Reduce, Reuse and Recycle in Protein Chromatography: Development of an Affinity Adsorbent from Waste Paper and Its Application for the Purification of Proteases from Fish By-Products

Abstract

In the present study, we report the development of a cellulose-based affinity adsorbent and its application for the purification of proteases from fish by-products. The affinity adsorbent was synthesized using cellulose microfibers as the matrix, isolated from recycled newspapers using the acid precipitation method.

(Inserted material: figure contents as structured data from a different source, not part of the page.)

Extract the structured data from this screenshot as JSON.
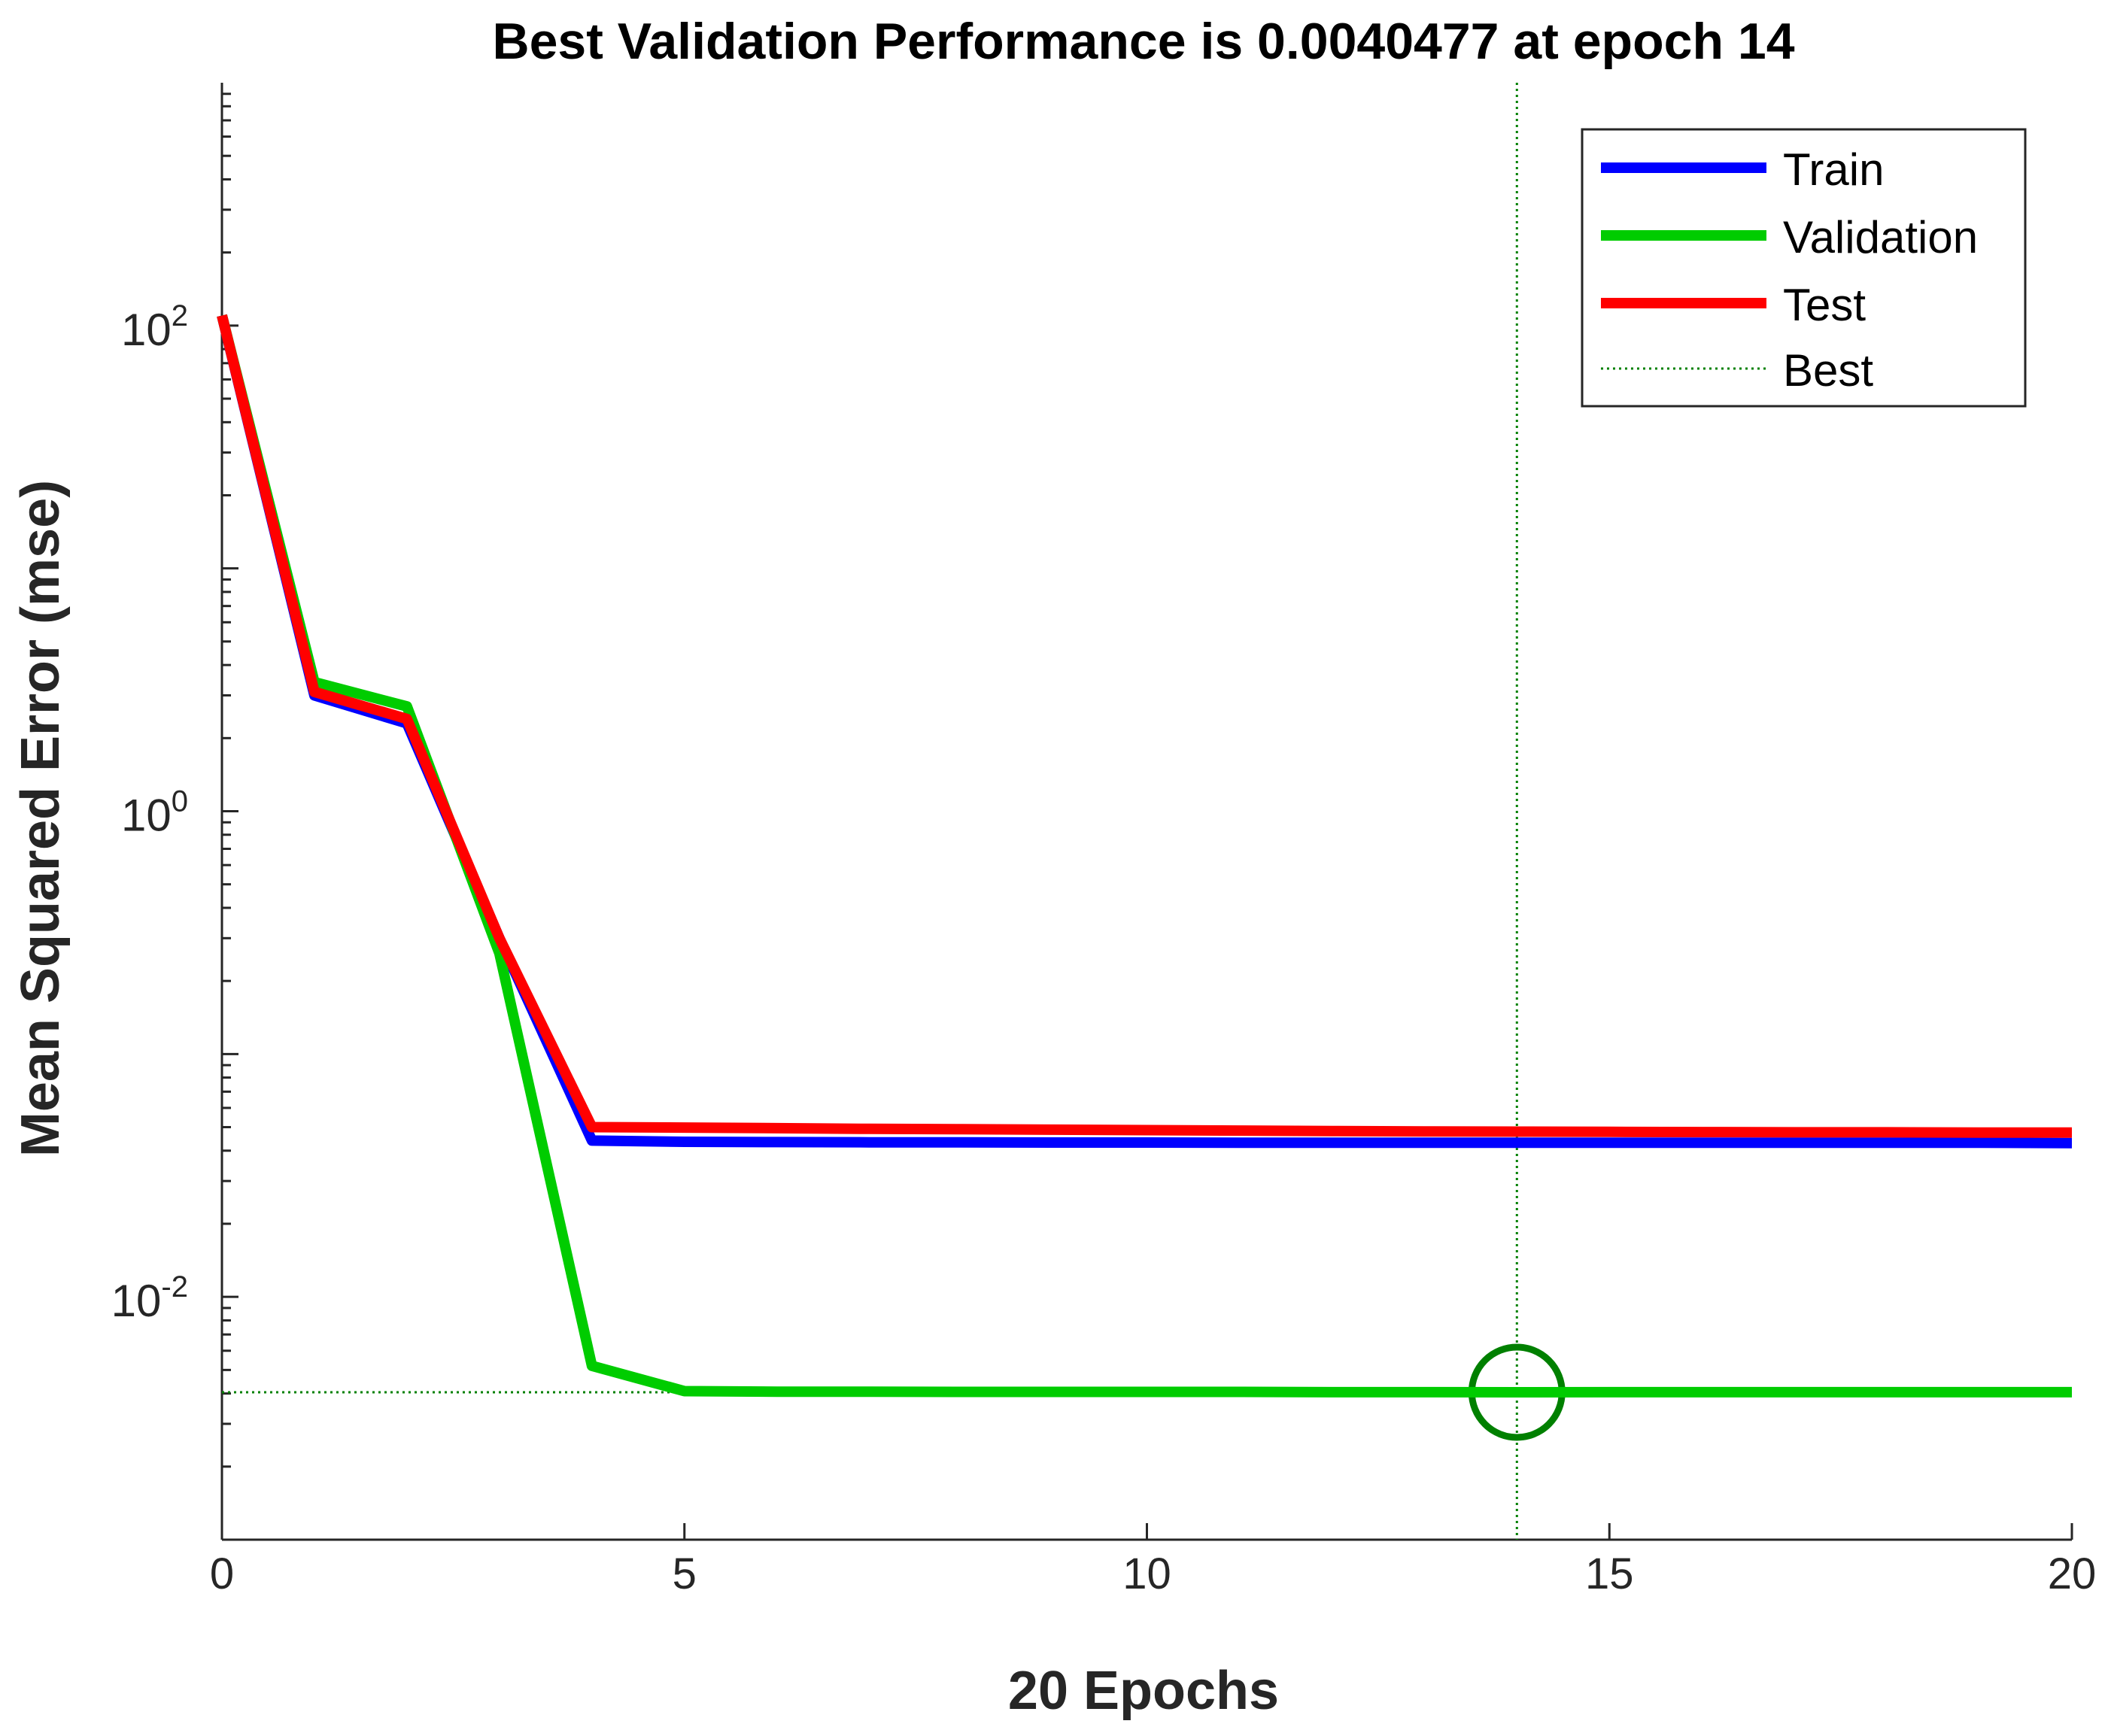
{
  "chart_data": {
    "type": "line",
    "title": "Best Validation Performance is 0.0040477 at epoch 14",
    "xlabel": "20 Epochs",
    "ylabel": "Mean Squared Error  (mse)",
    "xlim": [
      0,
      20
    ],
    "ylim_log10": [
      -3,
      3
    ],
    "yscale": "log",
    "grid": false,
    "x_ticks": [
      "0",
      "5",
      "10",
      "15",
      "20"
    ],
    "y_ticks": [
      {
        "base": "10",
        "exp": "2",
        "value": 100
      },
      {
        "base": "10",
        "exp": "0",
        "value": 1
      },
      {
        "base": "10",
        "exp": "-2",
        "value": 0.01
      }
    ],
    "x": [
      0,
      1,
      2,
      3,
      4,
      5,
      6,
      7,
      8,
      9,
      10,
      11,
      12,
      13,
      14,
      15,
      16,
      17,
      18,
      19,
      20
    ],
    "series": [
      {
        "name": "Train",
        "color": "#0000ff",
        "values": [
          110,
          3.0,
          2.3,
          0.3,
          0.044,
          0.0435,
          0.0434,
          0.0433,
          0.0433,
          0.0432,
          0.0432,
          0.0431,
          0.0431,
          0.0431,
          0.0431,
          0.0431,
          0.0431,
          0.0431,
          0.0431,
          0.0431,
          0.043
        ]
      },
      {
        "name": "Validation",
        "color": "#00cc00",
        "values": [
          110,
          3.4,
          2.7,
          0.26,
          0.0052,
          0.00409,
          0.00407,
          0.00407,
          0.00406,
          0.00406,
          0.00406,
          0.00406,
          0.00405,
          0.00405,
          0.0040477,
          0.00405,
          0.00405,
          0.00405,
          0.00405,
          0.00405,
          0.00405
        ]
      },
      {
        "name": "Test",
        "color": "#ff0000",
        "values": [
          110,
          3.1,
          2.4,
          0.3,
          0.05,
          0.0498,
          0.0495,
          0.0492,
          0.049,
          0.0488,
          0.0486,
          0.0484,
          0.0482,
          0.048,
          0.0479,
          0.0478,
          0.0477,
          0.0476,
          0.0476,
          0.0475,
          0.0475
        ]
      }
    ],
    "best": {
      "name": "Best",
      "epoch": 14,
      "value": 0.0040477,
      "color": "#008000"
    },
    "legend": {
      "placement": "top-right",
      "entries": [
        "Train",
        "Validation",
        "Test",
        "Best"
      ]
    }
  }
}
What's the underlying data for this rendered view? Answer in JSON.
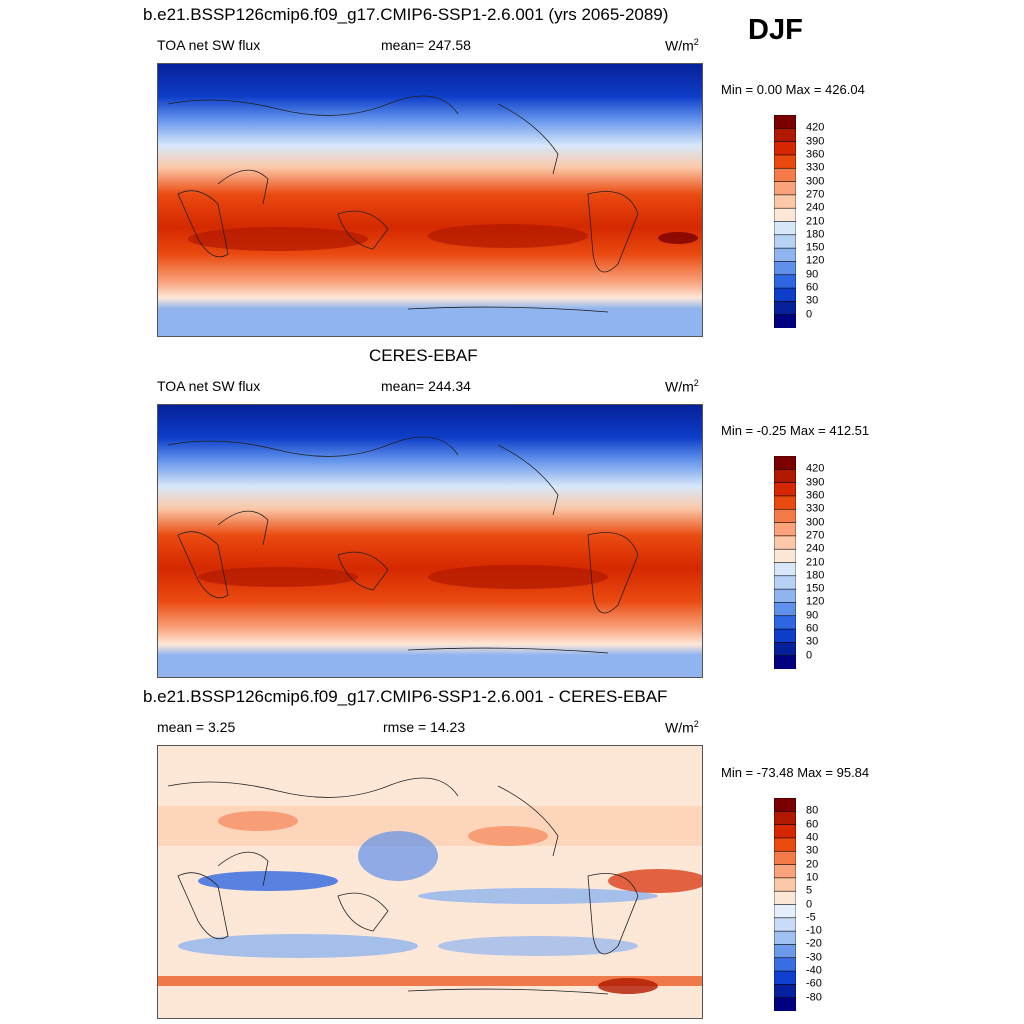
{
  "season": "DJF",
  "panels": [
    {
      "title": "b.e21.BSSP126cmip6.f09_g17.CMIP6-SSP1-2.6.001 (yrs 2065-2089)",
      "left_label": "TOA net SW flux",
      "center_label": "mean= 247.58",
      "units_base": "W/m",
      "units_exp": "2",
      "minmax": "Min =   0.00 Max = 426.04",
      "colorbar": {
        "labels": [
          "420",
          "390",
          "360",
          "330",
          "300",
          "270",
          "240",
          "210",
          "180",
          "150",
          "120",
          "90",
          "60",
          "30",
          "0"
        ],
        "colors": [
          "#7a0000",
          "#b01800",
          "#d52800",
          "#ea4a10",
          "#f57a4a",
          "#f9a27c",
          "#fbc8a8",
          "#fde8d8",
          "#d8e8fa",
          "#b8d2f5",
          "#8fb4ef",
          "#5f90ea",
          "#2f66e2",
          "#0e3ec9",
          "#06209a",
          "#000080"
        ]
      }
    },
    {
      "title": "CERES-EBAF",
      "left_label": "TOA net SW flux",
      "center_label": "mean= 244.34",
      "units_base": "W/m",
      "units_exp": "2",
      "minmax": "Min =  -0.25 Max = 412.51",
      "colorbar": {
        "labels": [
          "420",
          "390",
          "360",
          "330",
          "300",
          "270",
          "240",
          "210",
          "180",
          "150",
          "120",
          "90",
          "60",
          "30",
          "0"
        ],
        "colors": [
          "#7a0000",
          "#b01800",
          "#d52800",
          "#ea4a10",
          "#f57a4a",
          "#f9a27c",
          "#fbc8a8",
          "#fde8d8",
          "#d8e8fa",
          "#b8d2f5",
          "#8fb4ef",
          "#5f90ea",
          "#2f66e2",
          "#0e3ec9",
          "#06209a",
          "#000080"
        ]
      }
    },
    {
      "title": "b.e21.BSSP126cmip6.f09_g17.CMIP6-SSP1-2.6.001 - CERES-EBAF",
      "left_label": "mean =   3.25",
      "center_label": "rmse =  14.23",
      "units_base": "W/m",
      "units_exp": "2",
      "minmax": "Min = -73.48 Max =  95.84",
      "colorbar": {
        "labels": [
          "80",
          "60",
          "40",
          "30",
          "20",
          "10",
          "5",
          "0",
          "-5",
          "-10",
          "-20",
          "-30",
          "-40",
          "-60",
          "-80"
        ],
        "colors": [
          "#7a0000",
          "#b01800",
          "#d52800",
          "#ea4a10",
          "#f57a4a",
          "#f9a27c",
          "#fbc8a8",
          "#fde8d8",
          "#e6f0fc",
          "#c8dcf7",
          "#9fc0f1",
          "#6e9aeb",
          "#3a6ee3",
          "#1040d0",
          "#0620a0",
          "#000080"
        ]
      }
    }
  ]
}
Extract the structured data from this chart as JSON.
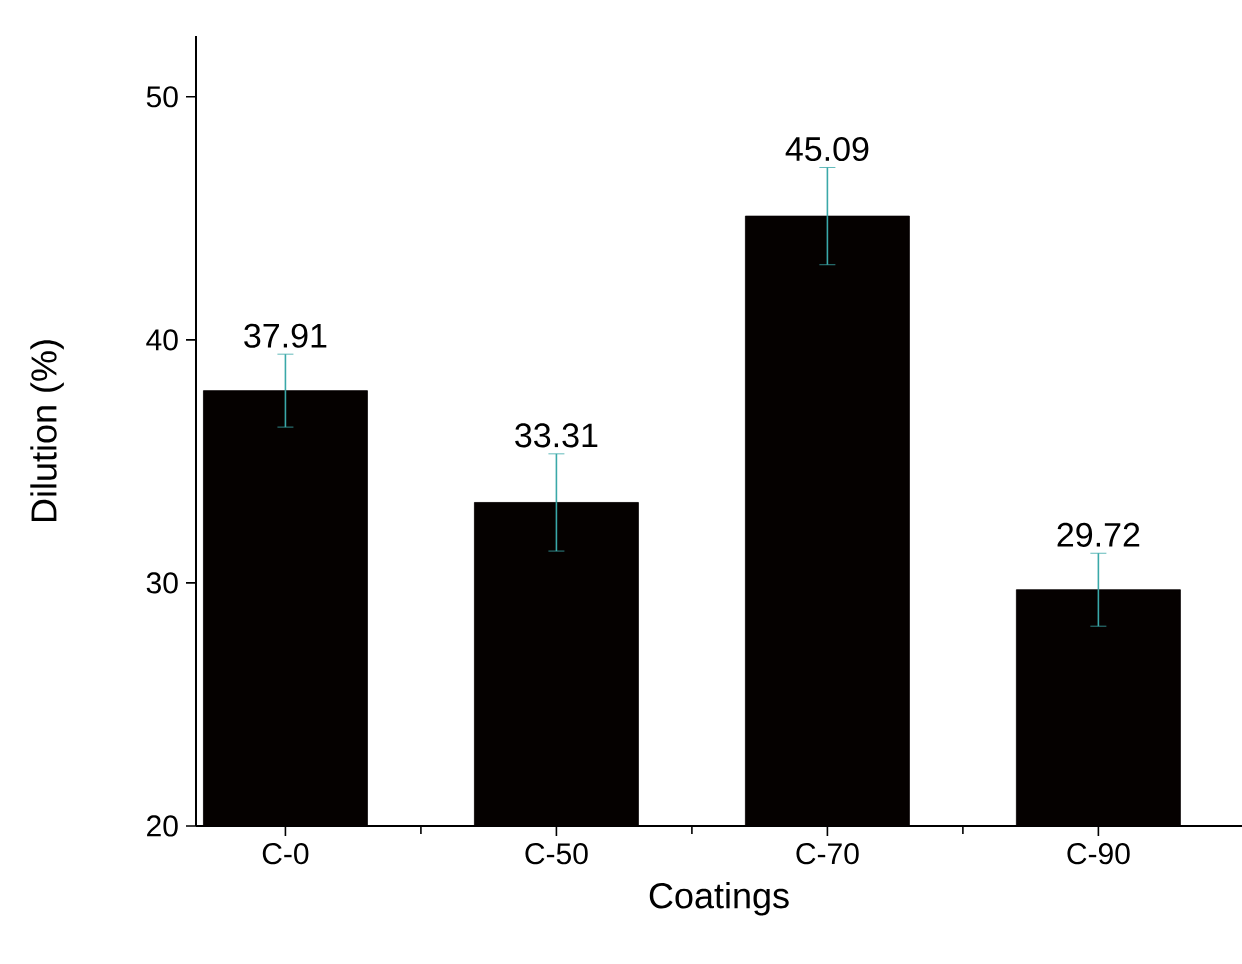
{
  "chart_data": {
    "type": "bar",
    "xlabel": "Coatings",
    "ylabel": "Dilution (%)",
    "categories": [
      "C-0",
      "C-50",
      "C-70",
      "C-90"
    ],
    "values": [
      37.91,
      33.31,
      45.09,
      29.72
    ],
    "errors": [
      1.5,
      2.0,
      2.0,
      1.5
    ],
    "color": "#050100",
    "data_labels": true,
    "ylim": [
      20,
      52.5
    ],
    "yticks": [
      20,
      30,
      40,
      50
    ]
  }
}
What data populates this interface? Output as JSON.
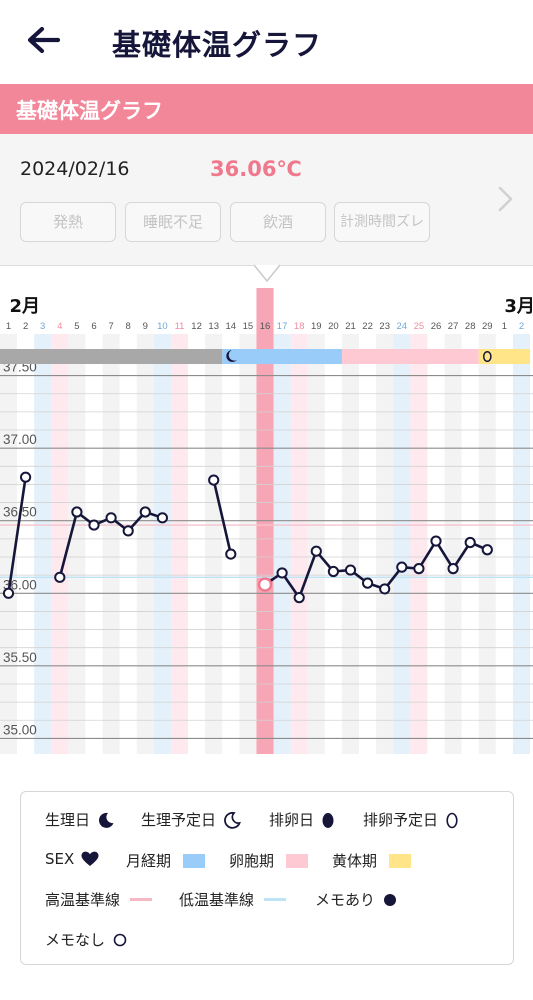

As an affinity ligand, the triazine dye Cibacron Blue 3GA (CB3GA) was used and immobilized directly onto the cellulose microfibers. Absorption equilibrium studies and frontal affinity chromatography were employed to evaluate the chromatographic performance of the adsorbent using as model proteins bovine serum albumin (BSA) and lysozyme (LYS). Absorption equilibrium studies suggest that the adsorption of both proteins obeys the Langmuir isotherm model. The kinetics of adsorption obey the pseudo-second-order model. The affinity adsorbent was applied for the development of a purification procedure for proteases from Sparus aurata by-products (stomach and pancreas). A single-step purification protocol for trypsin and chymotrypsin was developed and optimized. The protocol afforded enzymes with high yields suitable for technical and industrial purposes.